Abstract: This thesis addresses a problem arising in large and expensive experiments where incomplete data come in abundance but statistical analyses require collection of additional information, which is costly. Out of practical and economical considerations, it is necessary to restrict the analysis to a subset of the original database, which inevitably will cause a loss of valuable information; thus, choosing this subset in a manner that captures as much of the available information as possible is essential. Using finite population sampling methodology, we address the issue of appropriate subset selection. We show how sample selection may be optimised to maximise precision in estimating various parameters and quantities of interest, and extend the existing finite population sampling methodology to an adaptive, sequential sampling framework, where information required for sample scheme optimisation may be updated iteratively as more data is collected.

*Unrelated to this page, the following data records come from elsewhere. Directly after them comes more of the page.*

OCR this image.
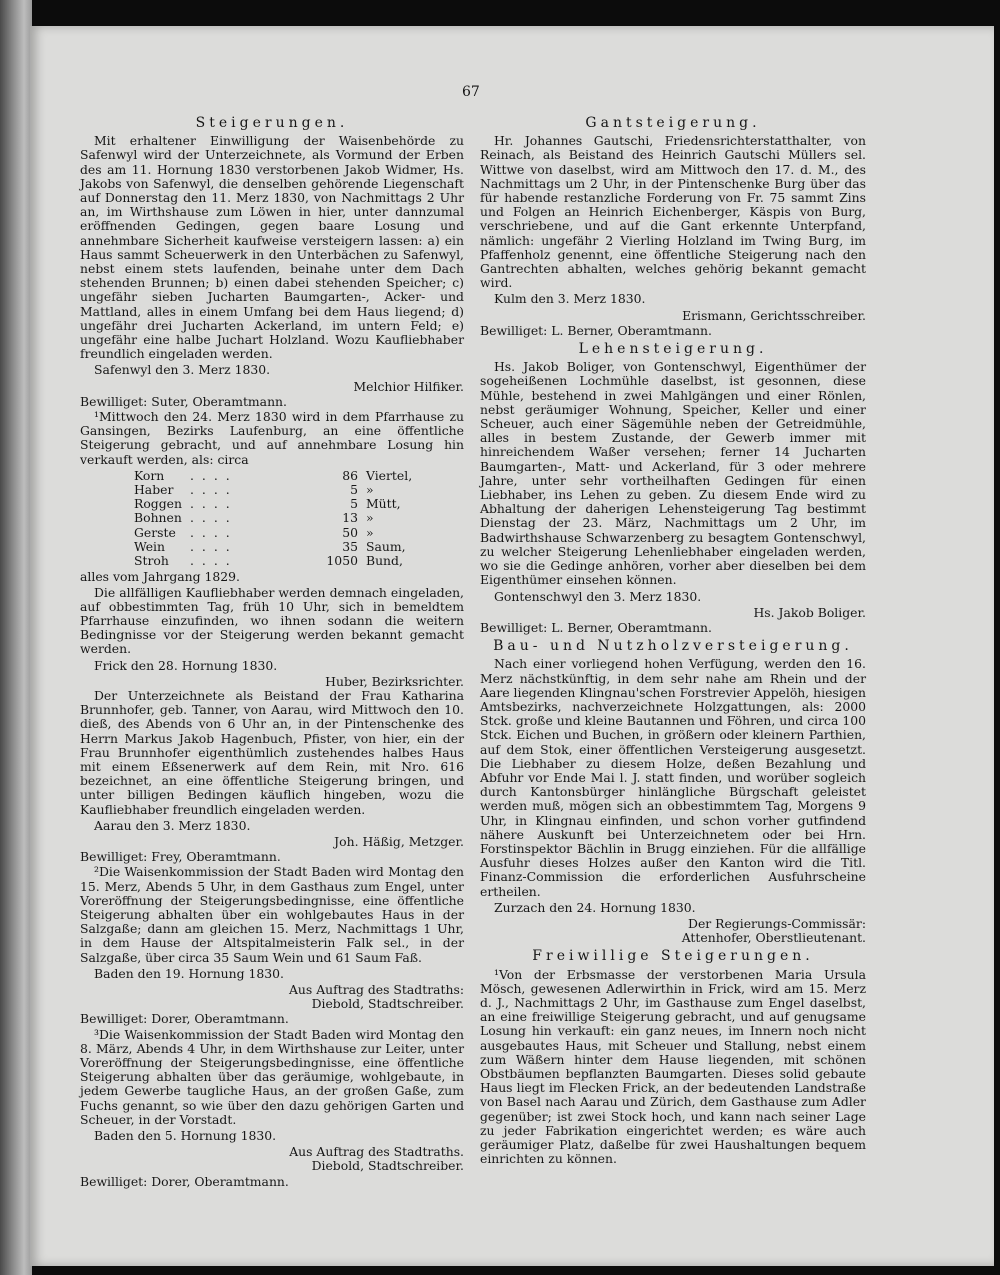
67
Steigerungen.

Mit erhaltener Einwilligung der Waisenbehörde zu Safenwyl wird der Unterzeichnete, als Vormund der Erben des am 11. Hornung 1830 verstorbenen Jakob Widmer, Hs. Jakobs von Safenwyl, die denselben gehörende Liegenschaft auf Donnerstag den 11. Merz 1830, von Nachmittags 2 Uhr an, im Wirthshause zum Löwen in hier, unter dannzumal eröffnenden Gedingen, gegen baare Losung und annehmbare Sicherheit kaufweise versteigern lassen: a) ein Haus sammt Scheuerwerk in den Unterbächen zu Safenwyl, nebst einem stets laufenden, beinahe unter dem Dach stehenden Brunnen; b) einen dabei stehenden Speicher; c) ungefähr sieben Jucharten Baumgarten-, Acker- und Mattland, alles in einem Umfang bei dem Haus liegend; d) ungefähr drei Jucharten Ackerland, im untern Feld; e) ungefähr eine halbe Juchart Holzland. Wozu Kaufliebhaber freundlich eingeladen werden.

Safenwyl den 3. Merz 1830.
Melchior Hilfiker.
Bewilliget: Suter, Oberamtmann.

¹Mittwoch den 24. Merz 1830 wird in dem Pfarrhause zu Gansingen, Bezirks Laufenburg, an eine öffentliche Steigerung gebracht, und auf annehmbare Losung hin verkauft werden, als: circa

Korn	....	86	Viertel,
Haber	....	5	»
Roggen	....	5	Mütt,
Bohnen	....	13	»
Gerste	....	50	»
Wein	....	35	Saum,
Stroh	....	1050	Bund,
alles vom Jahrgang 1829.

Die allfälligen Kaufliebhaber werden demnach eingeladen, auf obbestimmten Tag, früh 10 Uhr, sich in bemeldtem Pfarrhause einzufinden, wo ihnen sodann die weitern Bedingnisse vor der Steigerung werden bekannt gemacht werden.

Frick den 28. Hornung 1830.
Huber, Bezirksrichter.

Der Unterzeichnete als Beistand der Frau Katharina Brunnhofer, geb. Tanner, von Aarau, wird Mittwoch den 10. dieß, des Abends von 6 Uhr an, in der Pintenschenke des Herrn Markus Jakob Hagenbuch, Pfister, von hier, ein der Frau Brunnhofer eigenthümlich zustehendes halbes Haus mit einem Eßsenerwerk auf dem Rein, mit Nro. 616 bezeichnet, an eine öffentliche Steigerung bringen, und unter billigen Bedingen käuflich hingeben, wozu die Kaufliebhaber freundlich eingeladen werden.

Aarau den 3. Merz 1830.
Joh. Häßig, Metzger.
Bewilliget: Frey, Oberamtmann.

²Die Waisenkommission der Stadt Baden wird Montag den 15. Merz, Abends 5 Uhr, in dem Gasthaus zum Engel, unter Voreröffnung der Steigerungsbedingnisse, eine öffentliche Steigerung abhalten über ein wohlgebautes Haus in der Salzgaße; dann am gleichen 15. Merz, Nachmittags 1 Uhr, in dem Hause der Altspitalmeisterin Falk sel., in der Salzgaße, über circa 35 Saum Wein und 61 Saum Faß.

Baden den 19. Hornung 1830.
Aus Auftrag des Stadtraths:
Diebold, Stadtschreiber.
Bewilliget: Dorer, Oberamtmann.

³Die Waisenkommission der Stadt Baden wird Montag den 8. März, Abends 4 Uhr, in dem Wirthshause zur Leiter, unter Voreröffnung der Steigerungsbedingnisse, eine öffentliche Steigerung abhalten über das geräumige, wohlgebaute, in jedem Gewerbe taugliche Haus, an der großen Gaße, zum Fuchs genannt, so wie über den dazu gehörigen Garten und Scheuer, in der Vorstadt.

Baden den 5. Hornung 1830.
Aus Auftrag des Stadtraths.
Diebold, Stadtschreiber.
Bewilliget: Dorer, Oberamtmann.
Gantsteigerung.

Hr. Johannes Gautschi, Friedensrichterstatthalter, von Reinach, als Beistand des Heinrich Gautschi Müllers sel. Wittwe von daselbst, wird am Mittwoch den 17. d. M., des Nachmittags um 2 Uhr, in der Pintenschenke Burg über das für habende restanzliche Forderung von Fr. 75 sammt Zins und Folgen an Heinrich Eichenberger, Käspis von Burg, verschriebene, und auf die Gant erkennte Unterpfand, nämlich: ungefähr 2 Vierling Holzland im Twing Burg, im Pfaffenholz genennt, eine öffentliche Steigerung nach den Gantrechten abhalten, welches gehörig bekannt gemacht wird.

Kulm den 3. Merz 1830.
Erismann, Gerichtsschreiber.
Bewilliget: L. Berner, Oberamtmann.
Lehensteigerung.

Hs. Jakob Boliger, von Gontenschwyl, Eigenthümer der sogeheißenen Lochmühle daselbst, ist gesonnen, diese Mühle, bestehend in zwei Mahlgängen und einer Rönlen, nebst geräumiger Wohnung, Speicher, Keller und einer Scheuer, auch einer Sägemühle neben der Getreidmühle, alles in bestem Zustande, der Gewerb immer mit hinreichendem Waßer versehen; ferner 14 Jucharten Baumgarten-, Matt- und Ackerland, für 3 oder mehrere Jahre, unter sehr vortheilhaften Gedingen für einen Liebhaber, ins Lehen zu geben. Zu diesem Ende wird zu Abhaltung der daherigen Lehensteigerung Tag bestimmt Dienstag der 23. März, Nachmittags um 2 Uhr, im Badwirthshause Schwarzenberg zu besagtem Gontenschwyl, zu welcher Steigerung Lehenliebhaber eingeladen werden, wo sie die Gedinge anhören, vorher aber dieselben bei dem Eigenthümer einsehen können.

Gontenschwyl den 3. Merz 1830.
Hs. Jakob Boliger.
Bewilliget: L. Berner, Oberamtmann.
Bau- und Nutzholzversteigerung.

Nach einer vorliegend hohen Verfügung, werden den 16. Merz nächstkünftig, in dem sehr nahe am Rhein und der Aare liegenden Klingnau'schen Forstrevier Appelöh, hiesigen Amtsbezirks, nachverzeichnete Holzgattungen, als: 2000 Stck. große und kleine Bautannen und Föhren, und circa 100 Stck. Eichen und Buchen, in größern oder kleinern Parthien, auf dem Stok, einer öffentlichen Versteigerung ausgesetzt. Die Liebhaber zu diesem Holze, deßen Bezahlung und Abfuhr vor Ende Mai l. J. statt finden, und worüber sogleich durch Kantonsbürger hinlängliche Bürgschaft geleistet werden muß, mögen sich an obbestimmtem Tag, Morgens 9 Uhr, in Klingnau einfinden, und schon vorher gutfindend nähere Auskunft bei Unterzeichnetem oder bei Hrn. Forstinspektor Bächlin in Brugg einziehen. Für die allfällige Ausfuhr dieses Holzes außer den Kanton wird die Titl. Finanz-Commission die erforderlichen Ausfuhrscheine ertheilen.

Zurzach den 24. Hornung 1830.
Der Regierungs-Commissär:
Attenhofer, Oberstlieutenant.
Freiwillige Steigerungen.

¹Von der Erbsmasse der verstorbenen Maria Ursula Mösch, gewesenen Adlerwirthin in Frick, wird am 15. Merz d. J., Nachmittags 2 Uhr, im Gasthause zum Engel daselbst, an eine freiwillige Steigerung gebracht, und auf genugsame Losung hin verkauft: ein ganz neues, im Innern noch nicht ausgebautes Haus, mit Scheuer und Stallung, nebst einem zum Wäßern hinter dem Hause liegenden, mit schönen Obstbäumen bepflanzten Baumgarten. Dieses solid gebaute Haus liegt im Flecken Frick, an der bedeutenden Landstraße von Basel nach Aarau und Zürich, dem Gasthause zum Adler gegenüber; ist zwei Stock hoch, und kann nach seiner Lage zu jeder Fabrikation eingerichtet werden; es wäre auch geräumiger Platz, daßelbe für zwei Haushaltungen bequem einrichten zu können.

The implications of model misspecification are discussed, and the robustness of the finite population sampling methodology against model misspecification is highlighted. The proposed methods are illustrated and evaluated on two problems: on subset selection for optimal prediction in active learning (Paper I), and on optimal control sampling for analysis of safety critical events in naturalistic driving studies (Paper II). It is demonstrated that the use of optimised sample selection may reduce the number of records for which complete information needs to be collected by as much as 50%, compared to conventional methods and uniform random sampling.